A PONTE
William Stutz
 
 

Ele sempre quis saber o que havia do outro lado.

Ligando uma margem à outra havia uma ponte. Era uma ponte de madeira, beiral caído e algumas tábuas soltas nada de especial, não chamava atenção.

Tinha sido construída há muito tempo e pouco era usada, pois depois da mudança do traçado da nova rodovia ela tinha ficado meio que isolada, no meio do mato, ligando nada a lugar algum. Eventualmente algum tropeiro ou peão-do-trecho a usava para cortar caminho, mas rara, muito raramente.

Não era muito alta mas uma queda podia ser perigosa, pois o córrego era raso e as águas cristalinas que corriam sob sua estrutura abrigavam muitas pedras.

Em uma de suas cabeceiras a vegetação tomava conta, samambaias imensas, escondiam pequenas teias de aranha que pela manhã brilhavam orvalhadas como pedras preciosas. Algumas moitas de trevos espalhavam-se junto aos moirões de apoio e em uma de suas pinças de madeiras havia uma grande caixa de marimbondos.

Ele gostava de ficar observando a outra margem, sempre quis saber o que havia do outro lado. Espiava curioso os aglomerados de árvores, os contornos, as sombras.

Sons, muitos sons vinham do outro lado da ponte. Cantos, rugidos, piados. E ele queria saber o que havia lá, era seu sonho, era sua obsessão.

Toda tarde ele se apoiava em um galho e ali, quieto ficava a olhar o lado de lá. Por várias vezes criou coragem e ensaiava enfrentar o trecho e realizar seu sonho, mas no instante derradeiro, por medo desistia, e esse medo o enfraquecia, sentia que se não o enfrentasse a sua vida não teria sentido. A ponte era seu desafio maior.

Naquele dia acordou decidido, faria a travessia, saberia enfim o que havia do outro lado.

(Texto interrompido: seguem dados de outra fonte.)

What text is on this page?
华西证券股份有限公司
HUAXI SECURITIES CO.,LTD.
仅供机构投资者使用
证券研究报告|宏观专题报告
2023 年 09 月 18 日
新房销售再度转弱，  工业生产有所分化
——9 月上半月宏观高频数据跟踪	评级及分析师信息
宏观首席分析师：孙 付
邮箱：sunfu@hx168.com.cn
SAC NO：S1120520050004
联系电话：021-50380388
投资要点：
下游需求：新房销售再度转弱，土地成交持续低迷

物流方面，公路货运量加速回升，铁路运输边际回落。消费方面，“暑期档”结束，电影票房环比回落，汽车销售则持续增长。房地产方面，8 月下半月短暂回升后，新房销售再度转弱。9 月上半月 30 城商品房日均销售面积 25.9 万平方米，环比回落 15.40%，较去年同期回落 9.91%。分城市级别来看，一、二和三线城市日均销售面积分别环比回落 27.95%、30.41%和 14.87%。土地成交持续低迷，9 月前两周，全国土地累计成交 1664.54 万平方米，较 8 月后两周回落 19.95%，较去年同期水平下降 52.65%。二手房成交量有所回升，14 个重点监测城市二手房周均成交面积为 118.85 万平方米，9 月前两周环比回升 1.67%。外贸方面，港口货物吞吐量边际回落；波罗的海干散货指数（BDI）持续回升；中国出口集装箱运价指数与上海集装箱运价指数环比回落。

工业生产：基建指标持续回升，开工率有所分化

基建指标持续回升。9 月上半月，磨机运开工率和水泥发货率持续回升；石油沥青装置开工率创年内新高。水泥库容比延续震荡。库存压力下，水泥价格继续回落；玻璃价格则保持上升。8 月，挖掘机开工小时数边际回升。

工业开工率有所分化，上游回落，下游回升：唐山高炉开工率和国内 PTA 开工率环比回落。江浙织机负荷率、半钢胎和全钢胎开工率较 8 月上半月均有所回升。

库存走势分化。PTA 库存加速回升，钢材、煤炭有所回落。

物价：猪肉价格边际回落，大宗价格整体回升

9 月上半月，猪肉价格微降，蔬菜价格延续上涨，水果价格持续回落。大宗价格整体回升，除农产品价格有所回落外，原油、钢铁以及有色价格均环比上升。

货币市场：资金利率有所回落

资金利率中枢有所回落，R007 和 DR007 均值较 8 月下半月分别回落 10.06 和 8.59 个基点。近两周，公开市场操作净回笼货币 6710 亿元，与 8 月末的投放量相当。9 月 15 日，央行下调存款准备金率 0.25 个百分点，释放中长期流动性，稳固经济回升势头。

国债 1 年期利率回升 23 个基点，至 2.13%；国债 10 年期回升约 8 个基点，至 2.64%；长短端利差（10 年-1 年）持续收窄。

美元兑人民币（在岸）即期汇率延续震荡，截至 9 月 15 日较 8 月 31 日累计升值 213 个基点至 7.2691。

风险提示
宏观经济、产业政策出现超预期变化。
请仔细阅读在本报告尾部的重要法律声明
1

Esperou ansioso a chegada da tarde, o sol estava diferente aquele dia, as nuvens mais brilhantes, uma brisa fria tocou seu corpo; sentiu cheiro de chuva.

Não se apoiou em seu galho preferido naquele dia, com o pequeno coração em disparada recostou-se na própria ponte e esperou. A noite chegava convidativa, as primeiras estrelas já se faziam anunciar, tênue brilho, esmeraldas e turmalinas.

Tinha chegado o momento da sua grande travessia ele sabia disso, iria finalmente saber o que havia do outro lado.

Ergueu a cabeça, respirou fundo, fechou os olhos, se postou para a arrancada.

Qual a sua decepção; bateu subitamente um medo incompreensível, irracional não conseguiu se mover. Lutou desesperadamente contra esta força que o impedia de avançar, sem sucesso. Resignado deitou no chão e ali se deixou ficar por muito tempo - sofria.

Se fez noite e vaga-lumes já riscavam o ar bem próximos de sua cabeça. Suspirou e deu uma última olhada para a ponte - apenas um vulto negro agora sem linhas, sem contorno sem graça, obstáculo. Ainda não foi desta vez que conheceria o que havia do outro lado. Outras oportunidades viriam pensou, outras chances.

Levantou-se amargo, sacudiu a poeira de sua colorida plumagem, passou o bico vagarosamente sob suas asas, sentiu o calor de sua pele, esticou as patas e voou para seu ninho. Melodiosamente entoou seu canto noturno.

Dormiu cansado e mais uma vez sonhou com a ponte, e claro, com o que haveria do outro lado.